Lucent Ditches Chromatis
Lucent Technologies Inc. (NYSE: LU) has confirmed the closure of Chromatis Networks, the wavelength-division multiplexing startup it purchased in May 2000 for $4.5 billion (see Lucent Catches Chromatis).
The closure involves the layoff of about 150 employees, Lucent says. Most of these are R&D folk located at Chromatis's former headquarters in Petah Tikva, Israel, but a handful of engineers also have been let go at Lucent facilities in Herndon, Va. The company hasn't said whether any closure of buildings or offices will accompany the layoffs.
Lucent plans to discontinue its line of Metropolis MSX gear, which came from Chromatis. The company's other DWDM and next-generation Sonet platforms will continue to be sold under the Metropolis brand.
"This is part of our Phase II restructuring effort. We're resetting our priorities and making difficult decisions in order to focus our efforts on our largest service-provider customers," says Lucent spokesman Frank Briamonte.
The world's largest carriers are still buying telecom products despite the slowdown, but they weren't buying the Chromatis products, Briamonte says.
The news has been greeted by investors as yet another step in the right direction for Lucent, which in the past few weeks has managed to rework its credit agreements, launch a successful bond offer, and garner cautiously positive ratings from influential analysts (see Levy's Lucent Call Boosts Stock, Lucent Boosted by Bond Offering, and Lucent Breaks Through on Covenants). As this went to press, Lucent's shares were trading at $7.48, up 0.15 (2.05%).
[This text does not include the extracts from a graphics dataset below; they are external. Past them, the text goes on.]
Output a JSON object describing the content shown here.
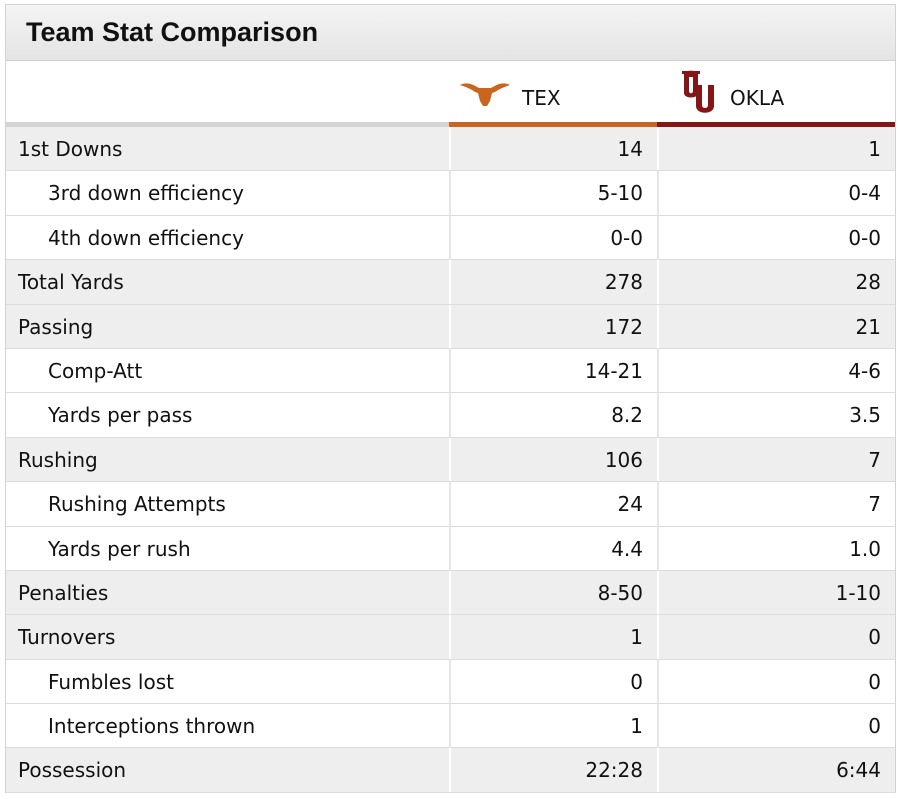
{
  "title": "Team Stat Comparison",
  "teams": {
    "tex": {
      "name": "TEX",
      "color": "#c9651f",
      "icon": "longhorn-logo-icon"
    },
    "okla": {
      "name": "OKLA",
      "color": "#841617",
      "icon": "ou-logo-icon"
    }
  },
  "rows": [
    {
      "label": "1st Downs",
      "type": "main",
      "tex": "14",
      "okla": "1"
    },
    {
      "label": "3rd down efficiency",
      "type": "sub",
      "tex": "5-10",
      "okla": "0-4"
    },
    {
      "label": "4th down efficiency",
      "type": "sub",
      "tex": "0-0",
      "okla": "0-0"
    },
    {
      "label": "Total Yards",
      "type": "main",
      "tex": "278",
      "okla": "28"
    },
    {
      "label": "Passing",
      "type": "main",
      "tex": "172",
      "okla": "21"
    },
    {
      "label": "Comp-Att",
      "type": "sub",
      "tex": "14-21",
      "okla": "4-6"
    },
    {
      "label": "Yards per pass",
      "type": "sub",
      "tex": "8.2",
      "okla": "3.5"
    },
    {
      "label": "Rushing",
      "type": "main",
      "tex": "106",
      "okla": "7"
    },
    {
      "label": "Rushing Attempts",
      "type": "sub",
      "tex": "24",
      "okla": "7"
    },
    {
      "label": "Yards per rush",
      "type": "sub",
      "tex": "4.4",
      "okla": "1.0"
    },
    {
      "label": "Penalties",
      "type": "main",
      "tex": "8-50",
      "okla": "1-10"
    },
    {
      "label": "Turnovers",
      "type": "main",
      "tex": "1",
      "okla": "0"
    },
    {
      "label": "Fumbles lost",
      "type": "sub",
      "tex": "0",
      "okla": "0"
    },
    {
      "label": "Interceptions thrown",
      "type": "sub",
      "tex": "1",
      "okla": "0"
    },
    {
      "label": "Possession",
      "type": "main",
      "tex": "22:28",
      "okla": "6:44"
    }
  ]
}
Today's news is no surprise to anyone familiar with the long, sad saga of the Lucent/Chromatis relationship. Indeed, the deal has become a textbook example of how mergers and acquisitions were misguided and mismanaged under the executive team led by ousted CEO Rich McGinn.
A variety of sources say Lucent's biggest misstep wasn't buying Chromatis, which already had a metro WDM product ready to hand. The trouble arose when Lucent tried to integrate the box with in-house gear -- and with another recently acquired metro box from Ignitus Communications LLC (see Lucent Ignites ATM).
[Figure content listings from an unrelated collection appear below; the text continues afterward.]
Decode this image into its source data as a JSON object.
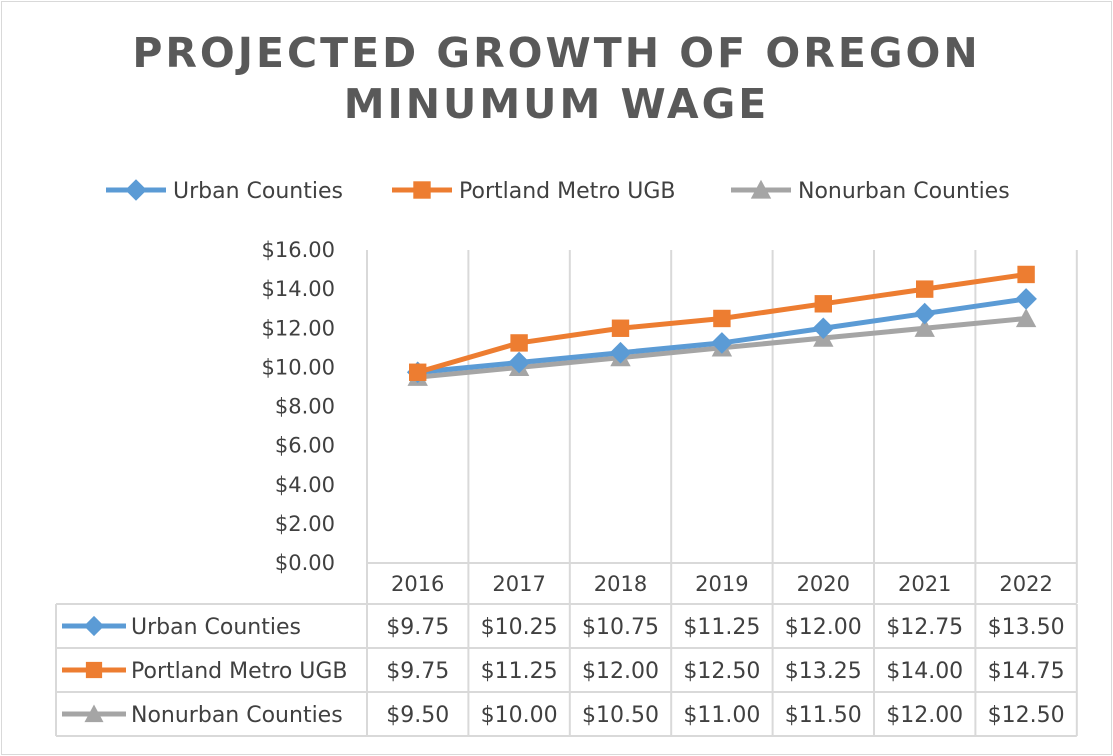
{
  "chart_data": {
    "type": "line",
    "title": "PROJECTED GROWTH OF OREGON MINUMUM WAGE",
    "title_lines": [
      "PROJECTED GROWTH OF OREGON",
      "MINUMUM WAGE"
    ],
    "categories": [
      "2016",
      "2017",
      "2018",
      "2019",
      "2020",
      "2021",
      "2022"
    ],
    "ylim": [
      0,
      16
    ],
    "yticks": [
      "$0.00",
      "$2.00",
      "$4.00",
      "$6.00",
      "$8.00",
      "$10.00",
      "$12.00",
      "$14.00",
      "$16.00"
    ],
    "grid": "vertical",
    "legend": "top",
    "data_table": true,
    "series": [
      {
        "name": "Urban Counties",
        "values": [
          9.75,
          10.25,
          10.75,
          11.25,
          12.0,
          12.75,
          13.5
        ],
        "labels": [
          "$9.75",
          "$10.25",
          "$10.75",
          "$11.25",
          "$12.00",
          "$12.75",
          "$13.50"
        ],
        "color": "#5b9bd5",
        "marker": "diamond"
      },
      {
        "name": "Portland Metro UGB",
        "values": [
          9.75,
          11.25,
          12.0,
          12.5,
          13.25,
          14.0,
          14.75
        ],
        "labels": [
          "$9.75",
          "$11.25",
          "$12.00",
          "$12.50",
          "$13.25",
          "$14.00",
          "$14.75"
        ],
        "color": "#ed7d31",
        "marker": "square"
      },
      {
        "name": "Nonurban Counties",
        "values": [
          9.5,
          10.0,
          10.5,
          11.0,
          11.5,
          12.0,
          12.5
        ],
        "labels": [
          "$9.50",
          "$10.00",
          "$10.50",
          "$11.00",
          "$11.50",
          "$12.00",
          "$12.50"
        ],
        "color": "#a5a5a5",
        "marker": "triangle"
      }
    ]
  }
}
Months later, the integration effort had yielded little more than questions, arguments, and even lawsuits (see Tales of Lucent: Readers Respond and Lucent, Chromatis & Ignitus: A True Tale?). After awhile, Lucent quietly put the brakes on the Ignitus effort and seemed intent on making a go of the Chromatis wares.
But to little avail. Lucent had already lost significant ground in the metro market, and by early 2001 Lucent folded its Metropolitan Optical Networking unit back into the overall Optical Networking division. Bob Barron, the former CEO of Chromatis, left Lucent in April (see Lucent Metro Boss Leaves) and appears to be heading into a new job soon (see LightCross Taps Former Chromatis CEO).
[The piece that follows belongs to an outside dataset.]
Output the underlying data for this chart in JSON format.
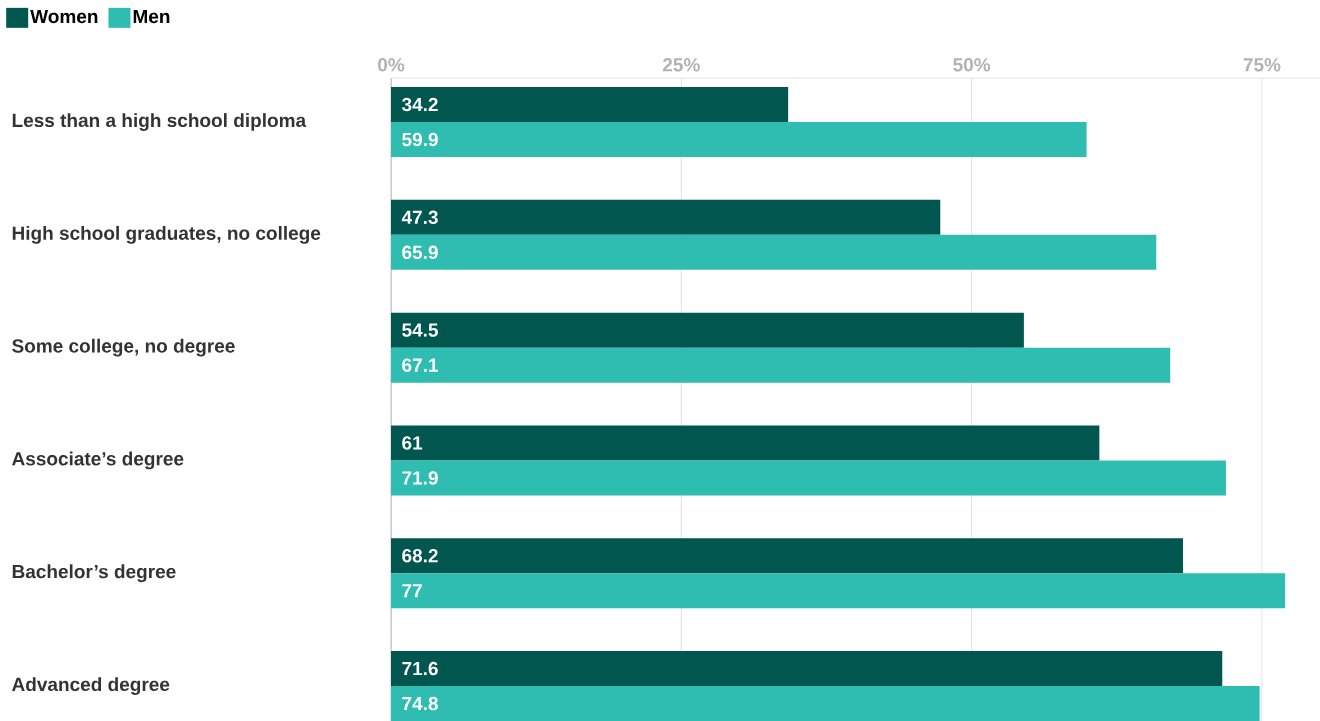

Other Chromatis veterans say they have no regrets. "It is a very unfortunate situation, but the bottom line is that I understand Lucent's decision from a business perspective," says Doug Green, former VP of marketing at Chromatis and presently VP of marketing at Ocular Networks Inc. "Lucent is trying to restructure to be more efficient, and they had in Chromatis a standalone, single product laboratory in Israel."
He says one could argue a lot of reasons why the Chromatis product never took off, including the many Lucent reorganizations that took place during the product's tenure, as well as Chromatis's dependency on multiple technologies: "The market is moving away from 'god boxes' and the Chromatis product certainly depended a lot on the value of integrating DWDM, ATM, and TDM."
Lucent says it's holding onto the intellectual property it acquired with Chromatis and has no plans to sell it at this point.